Create boldly. Think critically. Shape what’s next.
Studio Art at Illinois invites students to explore and specialize across a wide range of disciplines including fashion, illustration, new media, painting, photography, printmaking, and sculpture. Through hands-on practice, cross-disciplinary learning, and conceptual depth, students gain the tools to make meaningful work and to lead in today's changing creative and cultural landscape.

Angled view of installation of small works on a gallery wall

Kenneth Bivens

Studio Art at Illinois

Studio Art BA & BFA — What to Know

Choosing Studio Art here means joining a place where creativity, experimentation, and serious making come together. Whether you are drawn to the BA or the BFA, our programs give you room to explore, to take risks, and to shape a practice that reflects your voice and interests.

BFA in Studio Art (BFASA)
If you’re excited to dive deep into art‑making, the BFA is made for you. You can specialize in one area — fashion, illustration, painting, photography, sculpture, printmaking, or new media — or follow the interdisciplinary path and mix materials, methods, and ideas across those areas. Your concentration shows up on your transcript so that you get recognized for that focus. Early years help you build technical skills in traditional media (drawing, clay, wood, metal) plus new approaches like coding, digital imaging, interactive media, and performance. You’ll get your own studio space inside a lively community of artists. You’ll share work‑in‑progress, receive critiques, put up exhibitions, and get ready to make work for galleries, for public art, or for advanced study in graduate school.

BA in Studio Art (BASA)
If you want art but also want to explore other fields (history, science, writing, social justice, tech, whatever you care about) the BASA gives you that freedom. You still get strong training in studio art, learning materials, ideas, and concepts. You get to choose many of your courses outside the studio, pursue coursework that fits your broader interests, and build a path that looks like you. This degree works well if you see your future combining art with other areas like design, communication, education, technology, or something unexpected.
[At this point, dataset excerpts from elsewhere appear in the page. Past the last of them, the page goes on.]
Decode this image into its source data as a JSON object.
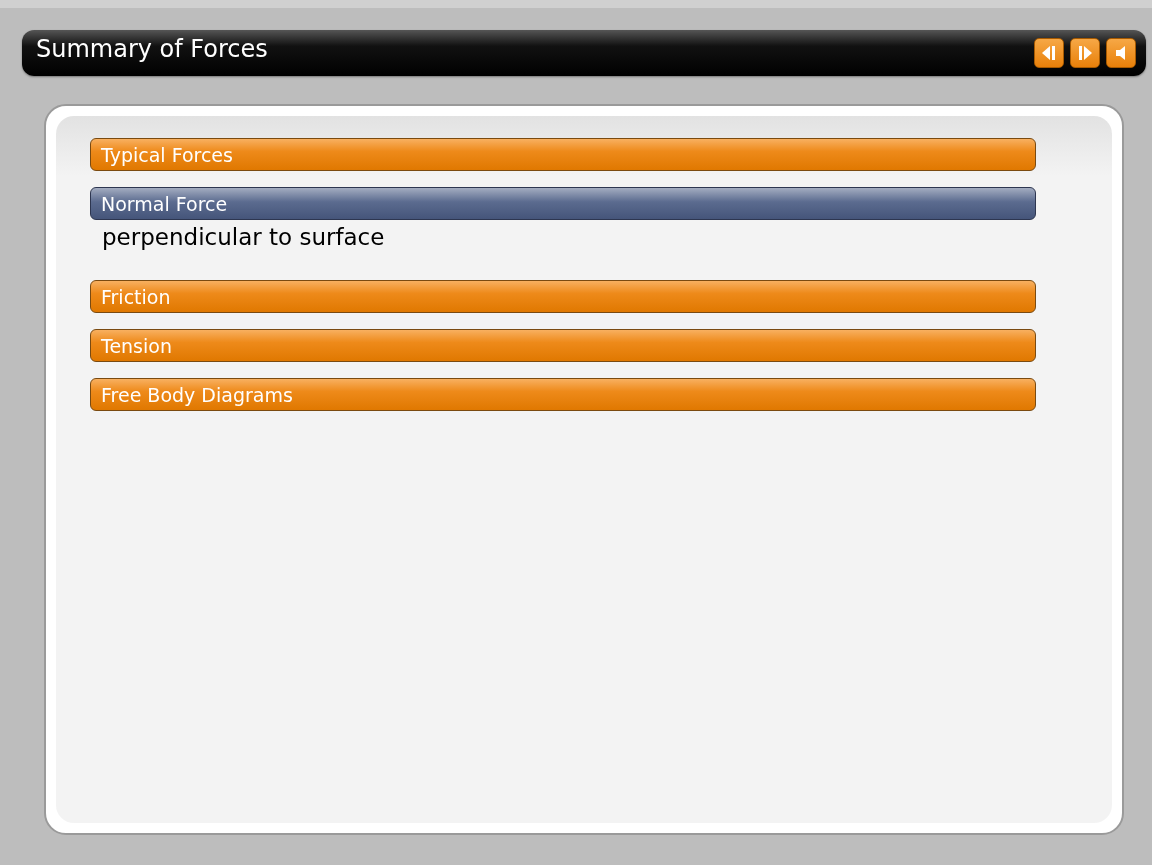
{
  "window": {
    "title": "Summary of Forces"
  },
  "nav_buttons": [
    {
      "kind": "previous"
    },
    {
      "kind": "next"
    },
    {
      "kind": "audio"
    }
  ],
  "sections": [
    {
      "label": "Typical Forces",
      "selected": false
    },
    {
      "label": "Normal Force",
      "selected": true,
      "detail": "perpendicular to surface"
    },
    {
      "label": "Friction",
      "selected": false
    },
    {
      "label": "Tension",
      "selected": false
    },
    {
      "label": "Free Body Diagrams",
      "selected": false
    }
  ]
}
Shared Experience & Outcomes
Both paths start with foundational art courses that introduce you to materials, conceptual thinking, and making in two dimensions (like print, drawing, painting), three dimensions (sculpture, installation), and four dimensions (video, performance, interactive work). You’ll work in our communal studios; you’ll engage in critiques, exhibitions, and projects that push you to grow.

Graduates leave with more than just a portfolio. You’ll build flexibility, technical fluency, critical thinking, and the creative confidence to work in diverse fields. Maybe you’ll be an exhibiting artist, maybe you’ll work in design or media, or maybe you’ll invent a career we can’t even name yet. Either way, if you care about making and meaning in your work, this is a place that will support you.